Subtitle Synchronization with C#






4.67/5 (11 votes)
Demonstrates regular expression use for subtitles synchronization
Introduction
This article shows an example of text file manipulation techniques and regular expression use for subtitle synchronization.
Background
Yesterday I watched "P.S. I love you", and I love it (no pun intended). I downloaded it and came across a subtitle file with correct translation, but it was out-of-sync. So I started to write a small program to fix that.
In my research, I found nice programs to do that, but it was early Sunday and I had nothing better to do. You know how it ends.
Using the Code
This is a console application which receives a filename. I expect that to be a regular .SRT (SubRip) file, so it's a text file with the following structure:
203
00:16:38,731 --> 00:16:41,325
<i>Happy Christmas, your arse
I pray God it's our last</i>
So we have a sequential number, start and end time for display and the text; those blocks are separated by an empty line. In my case, I just wanted to add a time offset.
I start creating a regular expression for that pattern:
private static Regex unit = new Regex(
@"(?<sequence>\d+)\r\n(?<start>\d{2}\:\d{2}\:\d{2},\d{3}) --\> " +
@"(?<end>\d{2}\:\d{2}\:\d{2},\d{3})\r\n(?<text>[\s\S]*?\r\n\r\n)",
RegexOptions.Compiled | RegexOptions.ECMAScript);
I used named matches (?<name>)
to identify the relevant parts from text units, so we can read:
- the text unit sequence, as one or more numbers, and a line break
- start and end time, formatted as
HH:mm:ss,fff
, and a line break - legend text and the end of that block (two consecutive line breaks)
Believe me, that's the "hardest" part.
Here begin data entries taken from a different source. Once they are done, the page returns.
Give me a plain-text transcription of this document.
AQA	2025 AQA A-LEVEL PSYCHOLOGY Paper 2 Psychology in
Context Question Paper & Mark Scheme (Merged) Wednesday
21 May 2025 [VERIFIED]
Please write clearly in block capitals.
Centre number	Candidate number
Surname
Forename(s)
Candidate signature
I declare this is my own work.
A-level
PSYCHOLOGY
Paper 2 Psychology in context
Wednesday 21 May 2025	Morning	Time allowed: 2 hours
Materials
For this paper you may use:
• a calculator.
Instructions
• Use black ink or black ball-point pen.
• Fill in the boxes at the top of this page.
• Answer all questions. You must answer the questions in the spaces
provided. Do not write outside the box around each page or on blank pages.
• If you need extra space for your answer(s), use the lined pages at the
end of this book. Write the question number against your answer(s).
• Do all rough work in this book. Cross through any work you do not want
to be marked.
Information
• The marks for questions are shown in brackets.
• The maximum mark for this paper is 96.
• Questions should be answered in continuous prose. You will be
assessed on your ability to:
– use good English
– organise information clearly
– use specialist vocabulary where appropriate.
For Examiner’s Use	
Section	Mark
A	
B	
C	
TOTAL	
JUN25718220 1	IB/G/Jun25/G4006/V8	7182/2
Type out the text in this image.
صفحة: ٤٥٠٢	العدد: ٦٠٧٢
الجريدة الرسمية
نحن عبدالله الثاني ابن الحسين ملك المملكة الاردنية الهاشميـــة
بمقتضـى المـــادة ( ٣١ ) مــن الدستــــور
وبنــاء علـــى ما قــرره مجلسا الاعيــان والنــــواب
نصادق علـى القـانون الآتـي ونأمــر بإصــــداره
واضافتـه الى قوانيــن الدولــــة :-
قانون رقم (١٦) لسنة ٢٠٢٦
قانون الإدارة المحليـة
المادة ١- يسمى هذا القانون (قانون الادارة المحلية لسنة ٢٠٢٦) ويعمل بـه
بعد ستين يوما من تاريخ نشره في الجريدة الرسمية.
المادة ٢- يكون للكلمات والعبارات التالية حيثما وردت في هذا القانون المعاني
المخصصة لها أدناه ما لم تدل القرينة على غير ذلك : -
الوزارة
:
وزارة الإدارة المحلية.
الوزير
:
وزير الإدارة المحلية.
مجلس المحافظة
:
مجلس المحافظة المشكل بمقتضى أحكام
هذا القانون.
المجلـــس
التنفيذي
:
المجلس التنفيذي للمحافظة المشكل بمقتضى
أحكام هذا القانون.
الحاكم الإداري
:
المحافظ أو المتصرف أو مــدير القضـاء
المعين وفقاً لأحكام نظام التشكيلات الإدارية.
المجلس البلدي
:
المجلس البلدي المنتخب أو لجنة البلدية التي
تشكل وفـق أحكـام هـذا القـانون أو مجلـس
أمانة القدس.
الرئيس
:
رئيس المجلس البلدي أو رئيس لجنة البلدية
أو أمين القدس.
Let's ask for time offset:
double offset = 0;
Console.Write("offset, in seconds (+1.1, -2.75): ");
while (!Double.TryParse(Console.ReadLine(), out offset))
{
Console.WriteLine("Invalid value, try again");
}
Note the Double.TryParse
. As you probably can imagine, it's trying to parse a string
into a double
value, but don't throw exceptions. It's very useful when you ask for input values and can speed up the code execution.
Now we just need to read one file and write another one.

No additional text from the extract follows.